イン:顧客は25~45歳が中心。日本の店舗は大学生の顧客が多いですが、こちらはもっと大人で、外資系金融などに勤めている方も多い。僕は勉強が得意じゃないですが、トップのビジネスマンから聞く話は本で勉強するよりも断然面白いから、接客することが勉強になっています。人気のブランドは「サルバム(SULVAM)」「ベッドフォード(BED J.W. FORD)」「ターク(TAAKK)」などの“モード系”。リサーチの時点ではもっとストリートテイストのブランドが売れると思っていたんですが、他店では買えない“モード系”が「ステュディオス」には求められます。秋冬の客単価は日本だと5万円弱くらいだけど、こちらでは7万~8万円。オープン以来、メンズブランドのみ扱ってきましたが、売り上げの3割が女性客なので、2月からは「アキラナカ(AKIRA NAKA)」「ウジョー(UJOH)」など、日本のウィメンズブランドも販売します。

WWD:米中貿易摩擦により、「中国経済は減速」と日本ではしきりに報道されています。そんな中でも売り上げは取れている?

イン:目標はクリアしています。オープン初月はやや低めに予算を組んでいたんですが、予算の1.6倍くらい売れたので、本社に「もっと予算を上げてほしい」と伝えました。「僕たちを舐めないでください」っていう気持ちですね(笑)。予算が低かったら面白くないから、原宿の本店よりも高い予算を組んでいます。売上高によってスタッフのインセンティブも変わってくるので、負けられません。オープン後、想定以上に売れたことで商品が不足し、急きょ商品を本社から分けてもらいました。通関での遅延もあって若干の欠品期間は発生しましたが、一回経験したので今後はもっとスムーズに運営できる。大きな流れでは中国経済は減速しているのかもしれませんが、ファッション業界としては今はすごくいい時期だというのが僕の実感。化粧品を主戦場にしていたインフルエンサーたちも今続々とファッション分野に進出していて、中国人の間でファッションへの熱が高まっているように思います。

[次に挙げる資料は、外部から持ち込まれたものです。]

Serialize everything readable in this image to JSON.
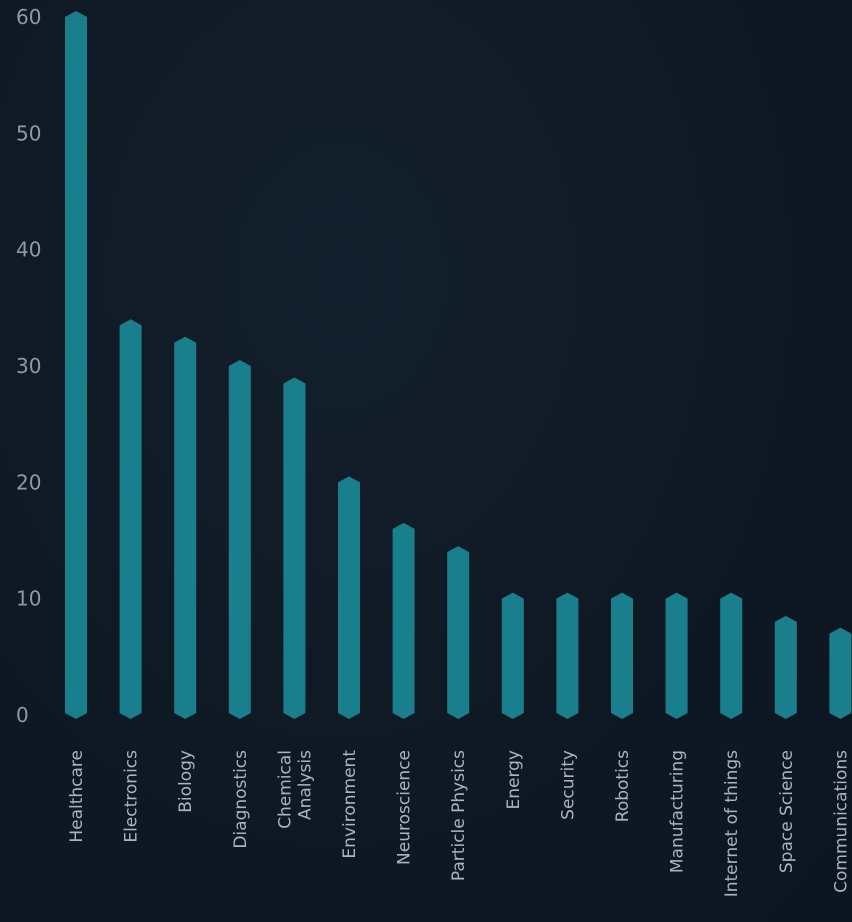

WWD:上海のお客さまには「ステュディオス」の何が支持されている?

イン:接客です。中国のお店って、お客さまが目の前にいても販売員が携帯をいじっているっていうこともザラなんです。そこに日本の「ステュディオス」と同様のきめ細かい接客を持ち込みました。まずは趣味などの共通の話題からお客さまと関係を作って、新作が入ったらメッセージアプリの「ウィーチャット(WeChat)」でお知らせする。お礼などのメッセージもこまめに送る。この接客手法がかなり新鮮なようです。もちろん最初はうまくいきませんでした。日本の「ステュディオス」で働いた経験があるのはスタッフ6人のうち僕だけなので、接客のロールプレーを重ねて少しずつその意図や精神を伝えていきました。オープンから4カ月の時点で、スタッフそれぞれの顧客売り上げは200万円ほどになっています。日本だと、そこまでいくのに平均で半年~1年くらいかかるんじゃないでしょうか。この接客手法は世界中どこでも通用すると思う。

目指すは「世界一かっこいいショップ」

WWD:上海は人件費が高騰して、なかなかアパレル販売員が集まらないと聞きます。スタッフはどのように採用した?

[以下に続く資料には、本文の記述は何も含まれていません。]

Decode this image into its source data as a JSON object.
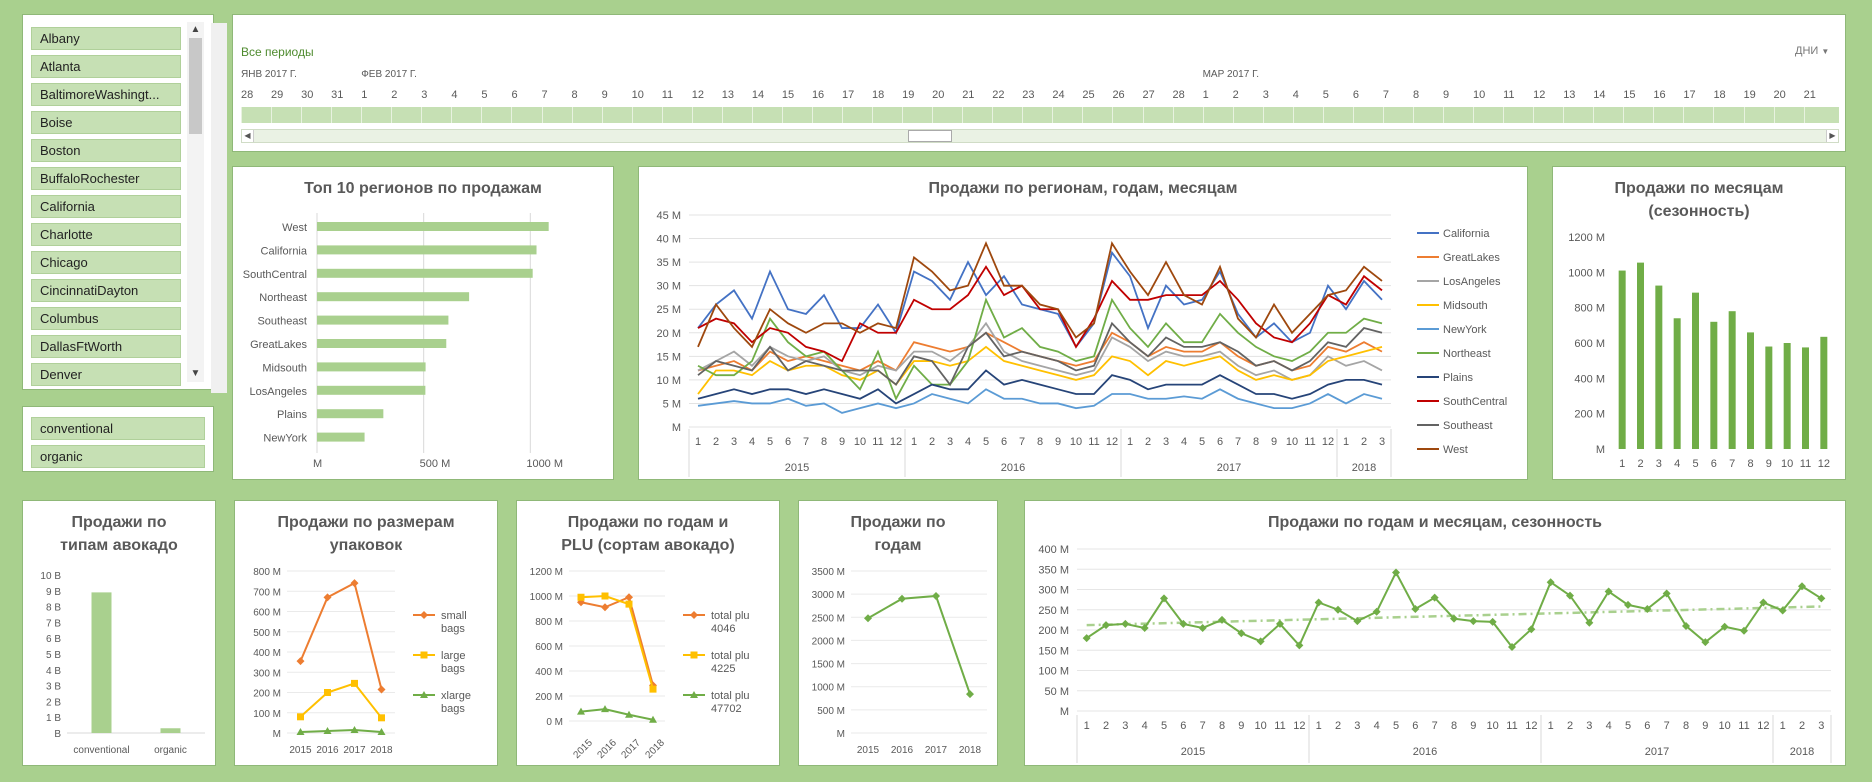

イン:日本語が喋れる女性スタッフが一人いますが、彼女とは上海店オープン前に現地を視察している際に他店で出会いました。僕のことを日本人だと思って日本語で接客してきたから、スカウトしたんです。上海店のナンバーワンセールスの男性販売員は、もともと原宿店時代の僕のお客さま。カナダで友人と一緒に自分のお店を運営していて、よく日本にも遊びに来ていたんだけど、カナダの店を閉めるというから「一緒に働こう」と誘いました。あとは友達の友達などですね。

WWD:将来的に、「ステュディオス」上海店をどのようにしていきたい?

イン:世界で一番かっこいいセレクトショップにしようって、オープン前にスタッフと話しました。世界一かっこいいのに加えて、世界一の売上高で、給料も世界一高いセレクトショップを狙っています。これから北京や深圳などの国際都市に出店していけば、世界中の人が中国で日本ブランドを知って、日本のファッションってこんなにかっこいいんだってと気付くようになると思う。就職する際、大手企業に入社せずにTOKYO BASEを選んで本当によかった。僕は上司の言うことがどんな時でも正しいとは思わないタイプだから、この会社のカルチャーが合っている(笑)。谷さんのこと、本当に尊敬しています。

WWD:具体的に、谷CEOのどんな部分を尊敬している?

イン:谷さんは“見る目”が違うなと思う。人を見る目もそうだし、ビジネスを見る目もそう。中国に進出するタイミングも、さっきも言った通りバッチリだと思う。あと、TOKYO BASEでは自分の好きなことを通して、夢に近付いていくことができるんです。そんなふうに思わせる組織を作ったという点で谷さんはすごい。月間販売額でトップになった時に、僕が前から好きだと言っていた香港の俳優で、メンズブランド「マッドネス(MADNESS)」を手掛けるショーン・ユー(Shawn Yue)に会う機会を作ってくれたのもその1つです。いつか一番の憧れの人であるNIGO(R)さんにも会ってみたいし、それもこの会社ならきっとかなうと思う。でも、次は自分が偉くなって、自分自身の力で会えるようになってやろうっていう気持ちです。